中国のA株市場が7月に大きく転換し、多くの投資家の注意を引き戻すことが出来た。しかし、年初から今日までアジア主要株式市場の中では、インドとインドネシアが最もスポットライトを浴びている。インドとインドネシアは共に選挙と改革という共通の争点があり、評価などのファンダメンタル面を見ていくと、インドがインドネシアより魅力的と言える。

前政権の政策とその執行効率などの要因による影響を受けて、インド経済の成長は過去3、4年は減速となり、多くの重要なインフラプロジェクトの審査も遅くなり、未完成のプロジェクト数やその金額は、5年前に比べて明らかに上昇し、インド経済にとって大きな重しとなった。

しかし、インド経済が安定した後、既に構造的な上昇サイクルに入り、青年人口の比率が絶えず増加する人口ボーナスもあり、経済発展にとって有利な条件が揃って来ている。世界経済が緩やかに回復し、ちょうどこの5月に出て来たインド新政府の陣容も改革を押し進めており、インフレ抑制の他に、長らく延長されていた重要インフラプロジェクトの再始動を行い、インド経済の見通しはマーケットより好ましく受取られている。

インド企業の利益成長が加速

インドの2013年3月末までの財政年度における経済成長はわずか4.5%で、10年来の最低水準だった。ちょうど終わった2013年から2014年までの財政年度の成長は、わずかに増加し4.7%になると予想され、次期、次々期の財政年度における成長は5.4%、6.4%にまで加速すると見られている。

この他、ブラックロックがアジアの顧客に対して行った調査によると、投資家はインド株式市場の今後に対して、自信をもっており、多くの投資家が今年一番良いマーケットがインド、次点が中国として、インドネシアを第3に挙げている。投資家の半分は、三ヶ月前に比べて、マーケットへの投資に楽観的としており、下半期に日本以外のアジア株式の持分を増やす投資家が62%に達した。

インド株式は上半期の急騰を経た後、その評価が長期平均と同水準にあり、その評価はまだ魅力的であると言える。新興市場は世界株式市場の株主資本利益率 に対するプレミアムが数年来の低い数値となっている。インド企業の今度3年の利益は、毎年平均で15%から16%に戻り、上昇すると予想される。

インドネシア株式市場の好材料は既に反映済み

インドネシアにおいては、先月の選挙に対して、市場では良い反応を示し、株式市場は更に上昇、MSCIインドネシア指数は今年年初から7ヶ月で累計29.41%の伸びを見せ、同期間のMSCIインド指数の21.8%の上昇幅を上回った。

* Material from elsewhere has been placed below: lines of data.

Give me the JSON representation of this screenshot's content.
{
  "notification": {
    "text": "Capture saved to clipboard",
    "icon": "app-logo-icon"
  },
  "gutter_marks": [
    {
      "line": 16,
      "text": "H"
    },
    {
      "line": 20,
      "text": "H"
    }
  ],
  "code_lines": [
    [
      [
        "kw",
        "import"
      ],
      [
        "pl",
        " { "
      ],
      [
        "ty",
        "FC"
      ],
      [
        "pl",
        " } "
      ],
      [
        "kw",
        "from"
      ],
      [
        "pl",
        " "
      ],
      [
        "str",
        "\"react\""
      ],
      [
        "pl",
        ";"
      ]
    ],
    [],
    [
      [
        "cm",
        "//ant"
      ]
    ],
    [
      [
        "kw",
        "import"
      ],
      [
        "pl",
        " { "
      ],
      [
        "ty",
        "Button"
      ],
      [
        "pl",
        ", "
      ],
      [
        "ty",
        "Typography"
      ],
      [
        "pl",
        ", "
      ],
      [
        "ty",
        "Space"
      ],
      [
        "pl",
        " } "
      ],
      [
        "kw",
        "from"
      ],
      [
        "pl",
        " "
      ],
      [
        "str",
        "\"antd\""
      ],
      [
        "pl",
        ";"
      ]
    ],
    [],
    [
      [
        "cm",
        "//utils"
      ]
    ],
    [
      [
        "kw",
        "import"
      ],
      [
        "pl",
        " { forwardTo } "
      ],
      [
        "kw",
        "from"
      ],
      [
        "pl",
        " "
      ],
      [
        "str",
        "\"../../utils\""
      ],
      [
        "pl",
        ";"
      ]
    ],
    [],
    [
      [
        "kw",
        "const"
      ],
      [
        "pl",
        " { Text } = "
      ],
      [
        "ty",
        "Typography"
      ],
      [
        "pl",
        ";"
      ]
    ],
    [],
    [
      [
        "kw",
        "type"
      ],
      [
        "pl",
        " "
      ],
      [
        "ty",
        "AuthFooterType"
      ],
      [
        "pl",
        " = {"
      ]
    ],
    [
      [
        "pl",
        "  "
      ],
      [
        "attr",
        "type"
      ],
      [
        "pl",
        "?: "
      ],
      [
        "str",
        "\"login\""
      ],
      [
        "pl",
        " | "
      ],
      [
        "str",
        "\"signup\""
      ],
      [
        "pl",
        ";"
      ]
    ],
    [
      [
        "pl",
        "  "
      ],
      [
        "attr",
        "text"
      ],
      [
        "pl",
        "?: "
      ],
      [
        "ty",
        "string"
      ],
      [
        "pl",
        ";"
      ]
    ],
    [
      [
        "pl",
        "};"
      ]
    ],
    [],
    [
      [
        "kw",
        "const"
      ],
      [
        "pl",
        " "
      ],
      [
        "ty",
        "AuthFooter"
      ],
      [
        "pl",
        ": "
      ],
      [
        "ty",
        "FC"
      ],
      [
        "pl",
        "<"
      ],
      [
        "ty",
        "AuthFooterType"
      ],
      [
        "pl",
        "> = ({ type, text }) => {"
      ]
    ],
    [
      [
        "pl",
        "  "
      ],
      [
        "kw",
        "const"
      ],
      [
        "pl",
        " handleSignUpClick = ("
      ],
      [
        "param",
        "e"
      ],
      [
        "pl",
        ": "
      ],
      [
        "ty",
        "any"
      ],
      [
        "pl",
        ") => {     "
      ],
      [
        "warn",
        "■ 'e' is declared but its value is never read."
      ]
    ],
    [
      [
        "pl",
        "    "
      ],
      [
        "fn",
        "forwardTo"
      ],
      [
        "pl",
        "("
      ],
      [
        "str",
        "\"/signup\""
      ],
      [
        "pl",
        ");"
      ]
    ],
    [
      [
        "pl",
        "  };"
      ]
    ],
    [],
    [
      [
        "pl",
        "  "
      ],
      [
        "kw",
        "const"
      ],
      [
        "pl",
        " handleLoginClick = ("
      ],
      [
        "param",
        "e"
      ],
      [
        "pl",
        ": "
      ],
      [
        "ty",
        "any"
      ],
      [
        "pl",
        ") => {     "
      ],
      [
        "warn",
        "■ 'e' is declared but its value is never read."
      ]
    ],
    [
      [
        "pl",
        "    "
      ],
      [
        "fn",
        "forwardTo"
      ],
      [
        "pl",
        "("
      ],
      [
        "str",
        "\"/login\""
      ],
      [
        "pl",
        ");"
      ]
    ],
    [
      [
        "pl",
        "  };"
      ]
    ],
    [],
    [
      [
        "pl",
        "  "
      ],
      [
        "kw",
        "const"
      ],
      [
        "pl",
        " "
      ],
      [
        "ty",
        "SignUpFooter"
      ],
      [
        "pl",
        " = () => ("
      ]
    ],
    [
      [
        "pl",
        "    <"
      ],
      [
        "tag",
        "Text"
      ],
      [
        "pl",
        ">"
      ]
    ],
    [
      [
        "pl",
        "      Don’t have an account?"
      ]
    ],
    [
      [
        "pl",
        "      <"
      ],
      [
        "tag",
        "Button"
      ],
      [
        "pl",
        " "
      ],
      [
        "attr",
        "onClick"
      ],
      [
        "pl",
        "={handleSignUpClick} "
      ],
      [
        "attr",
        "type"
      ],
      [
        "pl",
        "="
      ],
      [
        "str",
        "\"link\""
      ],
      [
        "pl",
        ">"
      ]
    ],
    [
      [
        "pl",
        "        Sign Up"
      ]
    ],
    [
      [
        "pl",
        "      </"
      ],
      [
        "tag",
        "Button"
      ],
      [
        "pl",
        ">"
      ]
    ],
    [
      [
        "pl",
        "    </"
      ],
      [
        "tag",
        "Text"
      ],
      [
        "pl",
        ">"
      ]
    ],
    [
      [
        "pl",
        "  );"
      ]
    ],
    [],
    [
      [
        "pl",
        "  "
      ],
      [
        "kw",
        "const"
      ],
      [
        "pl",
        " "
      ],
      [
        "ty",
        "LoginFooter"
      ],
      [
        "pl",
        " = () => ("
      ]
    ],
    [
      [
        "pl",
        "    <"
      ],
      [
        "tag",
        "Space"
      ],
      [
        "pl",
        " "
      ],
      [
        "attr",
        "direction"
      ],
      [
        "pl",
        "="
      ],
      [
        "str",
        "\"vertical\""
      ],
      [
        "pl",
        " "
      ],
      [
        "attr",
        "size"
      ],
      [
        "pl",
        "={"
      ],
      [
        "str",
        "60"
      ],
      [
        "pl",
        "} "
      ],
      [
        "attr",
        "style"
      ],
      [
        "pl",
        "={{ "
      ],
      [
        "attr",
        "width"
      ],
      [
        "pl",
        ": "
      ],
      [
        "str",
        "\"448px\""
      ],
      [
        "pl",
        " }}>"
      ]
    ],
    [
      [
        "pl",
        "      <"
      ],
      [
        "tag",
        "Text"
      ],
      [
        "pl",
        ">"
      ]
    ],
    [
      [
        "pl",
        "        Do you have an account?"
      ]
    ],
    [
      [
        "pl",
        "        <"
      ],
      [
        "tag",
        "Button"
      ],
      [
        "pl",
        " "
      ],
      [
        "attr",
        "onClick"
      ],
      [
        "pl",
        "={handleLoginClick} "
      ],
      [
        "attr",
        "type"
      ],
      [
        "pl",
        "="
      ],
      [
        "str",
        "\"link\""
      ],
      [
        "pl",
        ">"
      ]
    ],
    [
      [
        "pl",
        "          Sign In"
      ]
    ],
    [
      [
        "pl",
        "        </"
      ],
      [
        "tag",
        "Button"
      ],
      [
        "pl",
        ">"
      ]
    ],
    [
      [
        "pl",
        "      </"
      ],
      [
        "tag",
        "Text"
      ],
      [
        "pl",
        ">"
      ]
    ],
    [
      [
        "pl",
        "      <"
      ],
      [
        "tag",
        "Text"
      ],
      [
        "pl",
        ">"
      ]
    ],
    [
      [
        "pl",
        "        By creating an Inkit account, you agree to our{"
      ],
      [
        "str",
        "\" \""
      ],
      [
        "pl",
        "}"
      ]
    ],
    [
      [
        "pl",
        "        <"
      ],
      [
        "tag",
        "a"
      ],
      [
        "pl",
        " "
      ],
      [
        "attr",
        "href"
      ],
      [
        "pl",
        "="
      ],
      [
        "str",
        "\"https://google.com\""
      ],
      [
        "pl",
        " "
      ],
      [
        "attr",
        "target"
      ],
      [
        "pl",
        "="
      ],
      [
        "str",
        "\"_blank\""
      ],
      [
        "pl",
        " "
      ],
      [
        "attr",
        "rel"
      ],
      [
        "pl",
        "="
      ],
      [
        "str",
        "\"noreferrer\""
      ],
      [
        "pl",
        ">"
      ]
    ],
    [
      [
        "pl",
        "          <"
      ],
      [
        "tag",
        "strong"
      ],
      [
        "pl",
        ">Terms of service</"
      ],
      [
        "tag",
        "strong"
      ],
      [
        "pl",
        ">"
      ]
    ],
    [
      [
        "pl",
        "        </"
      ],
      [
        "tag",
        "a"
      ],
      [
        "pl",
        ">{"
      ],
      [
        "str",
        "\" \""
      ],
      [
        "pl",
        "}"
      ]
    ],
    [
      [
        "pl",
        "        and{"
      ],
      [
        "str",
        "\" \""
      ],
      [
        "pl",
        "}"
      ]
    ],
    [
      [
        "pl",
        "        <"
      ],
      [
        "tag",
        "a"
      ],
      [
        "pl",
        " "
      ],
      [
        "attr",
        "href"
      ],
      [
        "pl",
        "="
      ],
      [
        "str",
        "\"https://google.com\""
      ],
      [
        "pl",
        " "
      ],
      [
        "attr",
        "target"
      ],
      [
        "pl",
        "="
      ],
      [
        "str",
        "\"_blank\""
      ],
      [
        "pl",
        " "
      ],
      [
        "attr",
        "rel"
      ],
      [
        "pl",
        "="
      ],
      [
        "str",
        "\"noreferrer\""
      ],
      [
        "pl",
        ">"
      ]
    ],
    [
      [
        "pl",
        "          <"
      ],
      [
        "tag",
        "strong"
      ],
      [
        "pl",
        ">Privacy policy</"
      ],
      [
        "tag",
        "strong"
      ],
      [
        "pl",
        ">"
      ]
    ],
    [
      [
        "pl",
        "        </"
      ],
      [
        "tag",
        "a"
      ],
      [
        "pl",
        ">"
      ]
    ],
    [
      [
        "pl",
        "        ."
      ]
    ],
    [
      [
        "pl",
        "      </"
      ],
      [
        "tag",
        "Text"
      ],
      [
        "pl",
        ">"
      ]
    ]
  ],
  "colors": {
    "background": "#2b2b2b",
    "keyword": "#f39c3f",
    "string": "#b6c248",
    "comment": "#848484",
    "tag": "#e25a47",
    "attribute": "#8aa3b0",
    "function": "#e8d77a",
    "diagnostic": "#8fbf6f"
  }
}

インドネシアの選挙の不透明要素が消え去れば、現地の経済活動も短期的に上昇回復することは否定できない。市場では好材料に捉えた選挙を、既に織り込んでおり、インドネシアの株式・債券は既に約120億米ドルの外資が流入した。もし、アメリカが今後利上げになれば、逆の事態になることが予想される。加えて、インドネシアの緊縮金融政策が持続されるのであれば、短期の経済成長に影響し、インドネシアへの投資はニュートラルのポジションにしておきたい。

長期的にみれば、インドネシア新政府が改革に成功すれば、経済の潜在成長の勢いが上昇し、投資リターンの助けとなり、インフラ業がその恩恵を受けるであろう。